FROM THE AUTHOR'S DEDICATION (1854)[1]
TO HIS MAJESTY GEORGE V, KING OF HANOVER
The great events — the bloody wars, the revolutions, and the breaking up of laws — which have been rife for so many years in the States of Europe, are apt to turn men's minds to the study of political problems. While the vulgar consider merely im- mediate results, and heap all their praise and blame on the little electric spark that marks the contact with their own interests, the more serious thinker will seek to discover the hidden causes of these terrible upheavals. He will descend, lamp in hand, by the obscure paths of philosophy and history ; and in the analysis of the human heart or the careful search among the annals of the past he will try to gain the master-key to the enigma which has so long baffled the imagination of man.

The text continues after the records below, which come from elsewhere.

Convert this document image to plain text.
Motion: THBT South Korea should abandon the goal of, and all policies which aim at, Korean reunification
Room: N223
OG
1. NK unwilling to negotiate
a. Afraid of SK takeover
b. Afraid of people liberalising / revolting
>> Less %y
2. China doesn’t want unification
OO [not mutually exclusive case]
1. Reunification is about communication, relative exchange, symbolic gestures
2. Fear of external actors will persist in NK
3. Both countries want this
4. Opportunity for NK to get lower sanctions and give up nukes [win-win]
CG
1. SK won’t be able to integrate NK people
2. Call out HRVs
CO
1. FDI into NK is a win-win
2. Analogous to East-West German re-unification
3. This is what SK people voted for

Like every one else, I have felt all the prickings of curiosity to which our restless modern world gives rise. But when I tried to study, as completely as I could, the forces underlying this world, I found the horizon of my inquiry growing wider and wider. I had to push further and further into the past, and, forced by analogy almost in spite of myself, to lift my eyes further and further into the future. It seemed that I should aspire to know not merely the immediate causes of the plagues that are supposed to chasten us, but also to trace the more remote reasons for those social evils which the most meagre knowledge of history will show to have prevailed, in exactly the same form, among all the nations that ever lived, as well as those
- ↑ This dedication and the following preface apply to the whole work, of which the present volume contains the first book. The remaining books are occupied by a detailed examination of the civilizations mentioned at the end of this volume, and it is of these as well as the present book that the author is thinking, in his preface, when speaking of his imitators. A few passages in the dedication that relate exclusively to these books have been omitted. — Tr.